A breath he paused over it, his eyes fastened on it in a glowering stare. Mackenzie braced himself for the storm of wrath which seemed bursting the doors of Swan Carlson’s gloomy heart. But Swan did not speak. He picked up the chain, examined the cut link, threw it down with a clatter. At the sound of its fall Mackenzie saw Mrs. Carlson start. She turned her head, terror in her eyes, her face blanched. Swan bent over the basin, snorting water like a strangling horse.

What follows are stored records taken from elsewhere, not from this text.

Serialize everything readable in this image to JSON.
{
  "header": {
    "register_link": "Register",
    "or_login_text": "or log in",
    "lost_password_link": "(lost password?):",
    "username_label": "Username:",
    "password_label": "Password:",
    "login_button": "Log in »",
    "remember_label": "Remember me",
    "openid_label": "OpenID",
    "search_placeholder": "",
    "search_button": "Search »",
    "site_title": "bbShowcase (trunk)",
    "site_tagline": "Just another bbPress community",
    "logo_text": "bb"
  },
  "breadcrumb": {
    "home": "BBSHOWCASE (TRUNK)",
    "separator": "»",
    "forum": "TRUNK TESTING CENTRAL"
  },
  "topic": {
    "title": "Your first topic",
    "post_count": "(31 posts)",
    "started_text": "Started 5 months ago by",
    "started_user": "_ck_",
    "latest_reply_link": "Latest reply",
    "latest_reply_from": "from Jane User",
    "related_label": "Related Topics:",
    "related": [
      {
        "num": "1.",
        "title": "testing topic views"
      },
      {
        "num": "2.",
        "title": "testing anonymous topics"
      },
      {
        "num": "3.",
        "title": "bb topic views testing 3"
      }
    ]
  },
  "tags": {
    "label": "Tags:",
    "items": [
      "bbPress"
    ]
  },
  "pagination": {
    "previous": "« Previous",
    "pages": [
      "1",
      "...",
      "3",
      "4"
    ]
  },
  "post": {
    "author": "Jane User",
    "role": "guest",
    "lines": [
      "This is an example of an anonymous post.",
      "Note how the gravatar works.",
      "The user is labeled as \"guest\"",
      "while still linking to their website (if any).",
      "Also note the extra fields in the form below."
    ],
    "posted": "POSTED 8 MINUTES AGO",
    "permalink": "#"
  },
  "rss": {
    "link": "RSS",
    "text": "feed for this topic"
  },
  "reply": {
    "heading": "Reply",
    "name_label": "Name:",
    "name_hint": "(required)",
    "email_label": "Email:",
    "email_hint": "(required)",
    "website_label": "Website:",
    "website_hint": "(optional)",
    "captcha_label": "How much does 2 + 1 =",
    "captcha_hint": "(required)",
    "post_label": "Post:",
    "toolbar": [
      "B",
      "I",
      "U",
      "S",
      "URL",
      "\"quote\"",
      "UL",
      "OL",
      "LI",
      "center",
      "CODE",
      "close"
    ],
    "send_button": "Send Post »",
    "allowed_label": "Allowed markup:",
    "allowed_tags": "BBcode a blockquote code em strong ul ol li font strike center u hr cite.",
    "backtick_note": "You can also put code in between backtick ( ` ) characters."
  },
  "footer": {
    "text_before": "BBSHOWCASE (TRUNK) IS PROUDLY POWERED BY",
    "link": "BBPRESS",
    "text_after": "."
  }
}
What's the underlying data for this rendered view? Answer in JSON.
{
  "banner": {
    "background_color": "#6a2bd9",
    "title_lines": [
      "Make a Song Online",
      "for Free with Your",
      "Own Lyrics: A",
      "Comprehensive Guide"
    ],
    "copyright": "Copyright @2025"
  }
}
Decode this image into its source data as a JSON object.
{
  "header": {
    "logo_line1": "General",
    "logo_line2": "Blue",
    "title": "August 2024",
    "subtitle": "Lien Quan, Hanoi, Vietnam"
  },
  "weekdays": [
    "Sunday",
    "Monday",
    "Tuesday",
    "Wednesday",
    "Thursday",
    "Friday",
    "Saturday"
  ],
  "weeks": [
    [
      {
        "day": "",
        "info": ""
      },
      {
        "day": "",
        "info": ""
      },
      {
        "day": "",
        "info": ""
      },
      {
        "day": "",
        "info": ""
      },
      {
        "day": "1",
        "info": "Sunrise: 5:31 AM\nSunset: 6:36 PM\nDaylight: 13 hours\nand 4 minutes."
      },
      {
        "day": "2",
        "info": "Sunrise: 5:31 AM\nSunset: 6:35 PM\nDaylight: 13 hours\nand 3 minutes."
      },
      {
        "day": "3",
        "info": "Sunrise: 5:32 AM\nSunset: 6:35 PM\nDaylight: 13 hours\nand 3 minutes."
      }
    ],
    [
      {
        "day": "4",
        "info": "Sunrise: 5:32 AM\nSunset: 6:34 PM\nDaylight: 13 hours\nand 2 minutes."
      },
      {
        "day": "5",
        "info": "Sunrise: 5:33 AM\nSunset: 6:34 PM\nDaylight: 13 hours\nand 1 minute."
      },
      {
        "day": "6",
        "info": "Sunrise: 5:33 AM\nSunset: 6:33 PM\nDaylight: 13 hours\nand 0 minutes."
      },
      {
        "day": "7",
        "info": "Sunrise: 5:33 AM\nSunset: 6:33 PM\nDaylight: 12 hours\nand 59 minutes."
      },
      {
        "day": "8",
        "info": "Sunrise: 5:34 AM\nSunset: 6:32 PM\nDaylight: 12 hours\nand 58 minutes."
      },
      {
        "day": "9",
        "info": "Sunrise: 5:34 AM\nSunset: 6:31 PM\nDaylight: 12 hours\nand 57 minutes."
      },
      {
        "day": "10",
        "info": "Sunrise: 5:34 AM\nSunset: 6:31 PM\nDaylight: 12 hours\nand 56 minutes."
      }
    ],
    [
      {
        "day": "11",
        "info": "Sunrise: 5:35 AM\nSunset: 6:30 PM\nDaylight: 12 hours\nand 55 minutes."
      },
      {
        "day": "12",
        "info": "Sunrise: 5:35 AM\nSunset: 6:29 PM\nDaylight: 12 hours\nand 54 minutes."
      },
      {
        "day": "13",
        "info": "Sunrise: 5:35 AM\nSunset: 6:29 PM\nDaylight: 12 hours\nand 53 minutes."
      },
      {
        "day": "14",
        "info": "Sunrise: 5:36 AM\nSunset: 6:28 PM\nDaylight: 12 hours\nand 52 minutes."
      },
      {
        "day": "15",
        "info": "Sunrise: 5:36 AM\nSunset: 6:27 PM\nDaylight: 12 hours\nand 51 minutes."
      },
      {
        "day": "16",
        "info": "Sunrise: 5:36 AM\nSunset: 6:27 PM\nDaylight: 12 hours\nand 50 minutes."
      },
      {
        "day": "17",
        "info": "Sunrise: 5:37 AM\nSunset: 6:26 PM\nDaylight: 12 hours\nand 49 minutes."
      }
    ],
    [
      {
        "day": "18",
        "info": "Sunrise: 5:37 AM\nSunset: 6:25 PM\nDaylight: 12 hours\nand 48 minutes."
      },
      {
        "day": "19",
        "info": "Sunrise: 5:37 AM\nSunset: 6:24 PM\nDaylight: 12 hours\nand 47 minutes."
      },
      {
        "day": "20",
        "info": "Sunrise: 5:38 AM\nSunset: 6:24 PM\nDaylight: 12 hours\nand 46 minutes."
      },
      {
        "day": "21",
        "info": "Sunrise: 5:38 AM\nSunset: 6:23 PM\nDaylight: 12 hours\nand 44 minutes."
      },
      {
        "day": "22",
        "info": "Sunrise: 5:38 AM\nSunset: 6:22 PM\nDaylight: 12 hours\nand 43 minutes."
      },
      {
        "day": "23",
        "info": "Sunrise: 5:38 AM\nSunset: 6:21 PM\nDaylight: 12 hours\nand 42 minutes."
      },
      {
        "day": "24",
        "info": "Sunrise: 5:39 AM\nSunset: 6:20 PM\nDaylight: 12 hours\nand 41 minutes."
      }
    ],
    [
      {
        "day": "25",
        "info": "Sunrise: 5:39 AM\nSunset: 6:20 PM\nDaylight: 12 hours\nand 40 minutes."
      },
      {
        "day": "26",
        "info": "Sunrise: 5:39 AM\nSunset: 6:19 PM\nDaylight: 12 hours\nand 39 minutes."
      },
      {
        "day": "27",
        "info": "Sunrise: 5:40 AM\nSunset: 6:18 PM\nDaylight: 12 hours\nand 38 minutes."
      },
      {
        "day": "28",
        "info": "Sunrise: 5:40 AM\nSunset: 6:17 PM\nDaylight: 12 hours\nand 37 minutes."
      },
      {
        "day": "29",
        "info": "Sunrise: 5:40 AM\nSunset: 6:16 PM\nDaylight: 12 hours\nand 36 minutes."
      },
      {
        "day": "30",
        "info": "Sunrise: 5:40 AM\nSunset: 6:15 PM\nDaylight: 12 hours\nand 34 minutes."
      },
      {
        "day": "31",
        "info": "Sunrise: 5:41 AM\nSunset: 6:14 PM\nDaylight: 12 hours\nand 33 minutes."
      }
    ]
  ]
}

There were eight eggs on the platter that Swan Carlson’s woman put before him when he sat down to his supper. One end of the great trencher was heaped with brown bacon; a stack of bread stood at Swan’s left hand, a cup of coffee at his right. Before this provender the flockmaster squared himself, the unwelcome guest across the table from him, the smoke of his pipe drifting languidly out into the tranquil summer night.